I had a telehealth visit link today that broke using this feature. So that's nice to know. My virtual doctors appointments are being tracked by a third party.
Edit, looks like Firefox is smarter than me, ignore this.
I don’t know what the link was doing, but just because FF thought it was “tracking info” does not mean it was nefarious. It could be used for authentication or security. I have not tested it, but I presume this would break a “reset your password” email link.
I'm rather certain, the way it works is that it removes parameters that are named like well-known tracking parameters. For example, most webpages use Google Analytics, so you see UTM parameters everywhere.
A "reset your password" link could theoretically use a parameter that's named utm_content, then it would presumably get removed by this feature, but I see no sane reason why one would name their password-reset parameter like that.
In general, such tracking parameters are usually named in a way that it will rarely clash with other parameters a webpage may want to use, so for example they may have a prefix like utm_.
Umm, your telehealth link was basically a one time password to log you in/authenticate you.
This feature is for browsing the web where you shouldn’t have to identify yourself to visit a blog about Ravens. If you’re visiting your bank, a service you already use, etc, then the unique url was more for them to confirm it’s you because only you have that unique url.
This is a good step forward for privacy. However, how it’ll handle data embedded in the URL like MVC?
Also, if it does work well, it’s a matter of time until developers find a way to get around it and probably enhance and increase data collected in the process.
It's just the GET parameters it's stripping, those can be used for all sorts of things to pass information to a website to be used as variables for all manner of innocuous things... They just get (ab)used by trackers more than normal web traffic since most of the other uses comes from a site that can pass that as a POST instead, which embeds the parameters in the request header rather than making the URL a mile long, and wouldn't be useful (and could actually be problematic) to be shared with others as part of copying it
As much as I like this idea in theory, in practice I would actually be pretty annoyed if ctrl+c did anything other than copy the currently selected text. I would like a keyboard shortcut, though.

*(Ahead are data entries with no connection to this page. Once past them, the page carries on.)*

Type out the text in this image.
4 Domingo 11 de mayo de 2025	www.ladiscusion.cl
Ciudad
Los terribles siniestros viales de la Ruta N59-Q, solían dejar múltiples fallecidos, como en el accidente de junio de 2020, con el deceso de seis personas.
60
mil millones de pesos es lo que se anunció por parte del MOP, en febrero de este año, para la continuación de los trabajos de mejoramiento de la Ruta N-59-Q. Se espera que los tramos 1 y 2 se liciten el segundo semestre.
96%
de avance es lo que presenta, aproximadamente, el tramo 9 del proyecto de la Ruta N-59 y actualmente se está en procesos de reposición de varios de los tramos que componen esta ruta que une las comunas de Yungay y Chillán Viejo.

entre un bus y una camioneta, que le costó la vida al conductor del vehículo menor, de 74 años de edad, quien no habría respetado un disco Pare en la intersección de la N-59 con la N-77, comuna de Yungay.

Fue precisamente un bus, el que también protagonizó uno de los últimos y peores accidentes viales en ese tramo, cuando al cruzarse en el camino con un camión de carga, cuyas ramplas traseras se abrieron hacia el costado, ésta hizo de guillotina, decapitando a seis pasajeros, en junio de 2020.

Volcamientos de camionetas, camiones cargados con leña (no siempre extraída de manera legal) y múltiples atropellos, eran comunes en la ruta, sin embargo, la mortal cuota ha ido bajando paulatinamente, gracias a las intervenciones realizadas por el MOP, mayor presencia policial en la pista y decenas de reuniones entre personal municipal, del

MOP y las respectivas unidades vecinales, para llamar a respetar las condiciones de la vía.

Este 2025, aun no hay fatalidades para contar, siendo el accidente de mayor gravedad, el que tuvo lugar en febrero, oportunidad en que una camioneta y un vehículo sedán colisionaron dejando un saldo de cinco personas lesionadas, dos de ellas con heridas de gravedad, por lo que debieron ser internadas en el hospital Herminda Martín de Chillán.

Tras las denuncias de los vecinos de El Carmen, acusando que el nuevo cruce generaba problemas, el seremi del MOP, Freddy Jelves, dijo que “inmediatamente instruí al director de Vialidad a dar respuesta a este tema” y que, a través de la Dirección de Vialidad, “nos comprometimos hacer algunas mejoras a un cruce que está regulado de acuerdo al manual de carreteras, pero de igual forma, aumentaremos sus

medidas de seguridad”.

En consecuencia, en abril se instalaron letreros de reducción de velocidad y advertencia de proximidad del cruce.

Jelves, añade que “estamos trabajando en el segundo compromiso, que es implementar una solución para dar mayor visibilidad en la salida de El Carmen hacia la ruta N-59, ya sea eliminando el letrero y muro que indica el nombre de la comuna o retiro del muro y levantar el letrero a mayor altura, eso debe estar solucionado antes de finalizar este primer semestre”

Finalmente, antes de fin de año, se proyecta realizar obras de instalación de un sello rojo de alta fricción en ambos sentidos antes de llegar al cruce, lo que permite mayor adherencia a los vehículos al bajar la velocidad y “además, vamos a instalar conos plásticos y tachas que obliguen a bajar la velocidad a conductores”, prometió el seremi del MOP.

It might become the default a little later on, they want to make sure it works ok first as an experimental feature before pushing it as a default would be my guess.
I do that manually. In about 1 out of 10, what looks like tracking stuff is actually needed for the link to work. So I'd expect that copy without site tracking option to not work 100% of the time.
it breaks some websites for me tho, such as the jetbrains YouTrack issue tracker. (including self-hosted); it just keeps reloading
works on all other websites pretty much fine, but it's definitely NOT perfect
Did you confirm this? I tried a handful of different links, and it retained certain necessary parameters. Might depend on the link and how Firefox reads the link. Guessing it's using regex.
Tested New York Times, Bloomberg, Washington Post, and Nature, and they seemed to work (unlike the one built-in on Mastodon, which fails on all of those)
It however did not however strip all the tracking parameters - some of the stuff indicating that a link was shared by an Android user from the New York Times didn't get stripped off.